February 3

He “couldn’t see why a judge should be barred from supporting the Constitution”

A test of moral courage is the readiness to support your principles against your friends. In sticking to his own moral compass, Justice Michael Kirby has broken many conventions and accumulated numerous critics, many of whom have found themselves his admirers on other issues. 

An Anglophile who helped to internationalise Australian law; a law reformer who strove to keep the Crown in the Australian Constitution; an open homosexual who revered the Anglican Church; a gay rights advocate who thought HIV should be a notifiable disease; a hyper-conscientious judge who was most widely known for everything but his judgments: a celebrity who has largely avoided shallowness, Kirby has always defied the best efforts of friends and foes alike to corral him into being one of "us" or "them".  

Kirby was never silly enough to think that being attacked from both Left and Right was, of itself, a sign of moral virtue. In Kirby's case, he has mostly been better than his critics, not just different: better informed, more thoughtful and less judgmental.  

Although Labor governments appointed him successively to the Australian Law Reform Commission, the Federal Court, the NSW Court of Appeal and, finally, the High Court, Kirby could never fairly be described as a man of the Left or even as a radical judge. He has been a reformer in wanting improvements but a conservative in believing that Australia's institutions had it in them to be better. Kirby campaigned against injustice, exclusion and xenophobia because, in his view, they were contrary to English-speaking civilisation at its best. Perhaps it was the observation of his communist-inclined father, criticised but not persecuted at the height of the Cold War, that fostered this appreciation of the magnanimity at the heart of our culture.  

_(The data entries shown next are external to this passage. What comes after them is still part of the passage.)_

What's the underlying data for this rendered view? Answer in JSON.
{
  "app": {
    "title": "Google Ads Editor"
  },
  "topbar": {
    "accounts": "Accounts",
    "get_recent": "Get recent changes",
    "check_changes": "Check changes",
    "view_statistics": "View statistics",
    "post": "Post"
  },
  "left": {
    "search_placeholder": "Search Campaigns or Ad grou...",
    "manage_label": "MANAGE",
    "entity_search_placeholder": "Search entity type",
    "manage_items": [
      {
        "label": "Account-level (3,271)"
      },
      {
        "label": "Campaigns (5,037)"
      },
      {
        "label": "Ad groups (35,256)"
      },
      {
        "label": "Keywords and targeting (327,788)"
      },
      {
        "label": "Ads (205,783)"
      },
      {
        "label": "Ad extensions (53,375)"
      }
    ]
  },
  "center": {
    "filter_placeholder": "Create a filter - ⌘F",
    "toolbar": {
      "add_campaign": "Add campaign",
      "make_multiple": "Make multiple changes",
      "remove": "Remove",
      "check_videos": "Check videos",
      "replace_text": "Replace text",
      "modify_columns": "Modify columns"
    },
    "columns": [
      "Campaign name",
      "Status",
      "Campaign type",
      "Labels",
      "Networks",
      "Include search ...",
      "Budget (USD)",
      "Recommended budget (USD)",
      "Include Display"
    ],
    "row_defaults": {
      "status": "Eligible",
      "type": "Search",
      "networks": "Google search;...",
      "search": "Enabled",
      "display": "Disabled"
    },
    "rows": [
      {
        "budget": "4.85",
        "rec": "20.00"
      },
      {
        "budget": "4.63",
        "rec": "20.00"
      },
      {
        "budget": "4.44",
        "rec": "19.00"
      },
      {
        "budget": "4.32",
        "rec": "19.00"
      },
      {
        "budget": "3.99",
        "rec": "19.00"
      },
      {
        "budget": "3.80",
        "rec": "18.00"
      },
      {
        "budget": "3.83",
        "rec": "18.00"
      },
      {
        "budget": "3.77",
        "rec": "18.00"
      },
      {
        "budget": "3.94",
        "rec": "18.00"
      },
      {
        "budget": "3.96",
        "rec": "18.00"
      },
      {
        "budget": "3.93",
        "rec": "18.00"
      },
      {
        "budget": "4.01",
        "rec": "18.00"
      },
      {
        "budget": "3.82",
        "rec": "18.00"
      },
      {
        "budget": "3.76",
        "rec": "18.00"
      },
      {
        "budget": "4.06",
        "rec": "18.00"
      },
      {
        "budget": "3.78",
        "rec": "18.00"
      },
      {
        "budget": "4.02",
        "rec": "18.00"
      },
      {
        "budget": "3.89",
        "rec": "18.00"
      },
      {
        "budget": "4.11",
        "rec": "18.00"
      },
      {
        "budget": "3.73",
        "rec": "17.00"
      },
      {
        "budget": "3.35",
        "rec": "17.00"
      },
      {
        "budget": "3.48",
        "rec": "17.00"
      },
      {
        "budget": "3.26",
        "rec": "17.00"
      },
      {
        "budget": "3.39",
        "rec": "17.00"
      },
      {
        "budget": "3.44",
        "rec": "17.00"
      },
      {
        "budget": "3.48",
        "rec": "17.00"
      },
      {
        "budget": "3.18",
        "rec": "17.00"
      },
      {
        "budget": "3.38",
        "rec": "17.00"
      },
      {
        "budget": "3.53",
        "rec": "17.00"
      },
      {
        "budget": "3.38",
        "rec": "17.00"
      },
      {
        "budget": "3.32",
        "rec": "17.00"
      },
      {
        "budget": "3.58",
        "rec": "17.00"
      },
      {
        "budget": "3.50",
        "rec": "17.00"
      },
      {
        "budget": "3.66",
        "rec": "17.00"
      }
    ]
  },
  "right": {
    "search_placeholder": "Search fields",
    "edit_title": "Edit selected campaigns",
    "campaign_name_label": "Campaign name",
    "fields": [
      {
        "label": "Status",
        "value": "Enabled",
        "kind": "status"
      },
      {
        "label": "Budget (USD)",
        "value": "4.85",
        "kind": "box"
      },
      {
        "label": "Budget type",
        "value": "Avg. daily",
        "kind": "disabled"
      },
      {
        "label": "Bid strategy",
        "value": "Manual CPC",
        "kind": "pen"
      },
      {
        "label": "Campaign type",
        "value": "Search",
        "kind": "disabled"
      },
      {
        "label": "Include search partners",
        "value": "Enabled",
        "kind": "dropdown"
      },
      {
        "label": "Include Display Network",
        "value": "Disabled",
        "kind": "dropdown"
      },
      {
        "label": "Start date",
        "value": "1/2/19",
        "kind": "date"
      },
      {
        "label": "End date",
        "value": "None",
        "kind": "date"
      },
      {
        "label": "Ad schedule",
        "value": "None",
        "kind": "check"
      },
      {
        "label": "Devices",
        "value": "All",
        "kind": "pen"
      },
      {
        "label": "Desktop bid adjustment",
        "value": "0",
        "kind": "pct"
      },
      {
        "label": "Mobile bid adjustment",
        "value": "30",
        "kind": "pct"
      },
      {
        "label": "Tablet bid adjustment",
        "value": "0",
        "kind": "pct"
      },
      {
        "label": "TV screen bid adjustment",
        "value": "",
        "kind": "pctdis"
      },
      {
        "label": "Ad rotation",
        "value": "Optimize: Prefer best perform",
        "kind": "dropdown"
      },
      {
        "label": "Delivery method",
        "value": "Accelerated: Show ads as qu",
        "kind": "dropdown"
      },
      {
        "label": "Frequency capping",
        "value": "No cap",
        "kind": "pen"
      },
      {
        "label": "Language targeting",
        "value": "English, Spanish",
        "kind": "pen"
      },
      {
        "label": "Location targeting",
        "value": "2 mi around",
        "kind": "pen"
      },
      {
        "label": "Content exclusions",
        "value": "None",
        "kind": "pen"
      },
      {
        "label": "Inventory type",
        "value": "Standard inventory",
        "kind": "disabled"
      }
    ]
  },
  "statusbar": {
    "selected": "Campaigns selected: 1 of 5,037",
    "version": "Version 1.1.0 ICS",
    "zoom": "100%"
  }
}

As A.J. Brown recounts in his forthcoming biography of Kirby (and as The Australian reported yesterday), he almost missed out on appointment to the High Court because of his support for the monarchy. It wasn't Kirby's constitutional commentary that former prime minister Paul Keating objected to but the fact that he was spruiking for the wrong side. It wasn't arguments about Kirby's (undoubted) judicial competence that eventually won Keating over, but the line that his politics might be wrong on the monarchy but right on nearly everything else. The clinching argument, says the then attorney-general Michael Lavarch, "was having an adventurous spirit up against all those other f–king Tories". On the High Court, as elsewhere, Kirby was his own man, no one else's, but that plainly was not what the Keating government wanted. On Brown's evidence, the approach to selecting a judge was little different to stacking a branch.  

Kirby's forthright defence of the monarchy had shocked many of his erstwhile admirers as much as it had surprised critics who didn't really know him. The attitude of some of his crustier judicial colleagues was: "He speaks out on everything else, why not be a commentator on something that counts." Although he was then president of the NSW Court of Appeal, Kirby's view was that he "couldn't see why a judge should be barred from supporting the Constitution".  

Kirby drafted the original charter of Australians for Constitutional Monarchy (reputedly during a lull in the one of the cases he was presiding over). Showing the acumen friends once thought destined him for politics, it was an inclusive document that stressed how the Crown had evolved and improved in Australia:

 "We are Australians united to defend our constitutional system of government. We hold different political views. We come from different ethnic origins. We speak for different generations. We have had different experiences of life. We defend the place of the Crown in our constitution for it has served our nation well. We reject the notion that those who defend our constitution and the position of the Queen of Australia in our constitution are less Australian or less patriotic or less contemporary than those who promote change. We believe we should not disrupt our nation with a divisive debate founded on ignorance of its history and institutions. Constitutional monarchy is the least imperfect form of government yet devised and it should endure in Australia indefinitely."  

According to (now Family Court Justice) Lloyd Waddy, who was the founding convenor of ACM, the comparatively rancour-free tenor of the 1999 constitutional campaign was largely Kirby's inspiration.  

His constant message was that "when this is over, regardless of the result, we will all still have to live together".

As a student convinced that law reform was for elected parliaments rather than for social engineers, I could hardly have imagined that one day I would come to admire Kirby, let alone to regard him as something of a mentor. Yet how could he be so worth listening to on the monarchy and not on other subjects too?  

Kirby's views are not all compelling but he invariably makes the best possible case for the causes he believes in. The time he takes with people, no less than over ideas, means that he has been a remarkable influence for good; most of all an antidote to the small-mindedness to which, but for him, more of us might more often have succumbed.

 

Tony Abbott was the first executive director of Australians for Constitutional Monarchy.This appeared in The Australian under the headline " Kirby true to himself" on 3 February,2009. Five videos in which Justice Kirby is interviewed by Michael Pell are being posted to The Australian site. The first, posted on 3 February,  is on his childhood.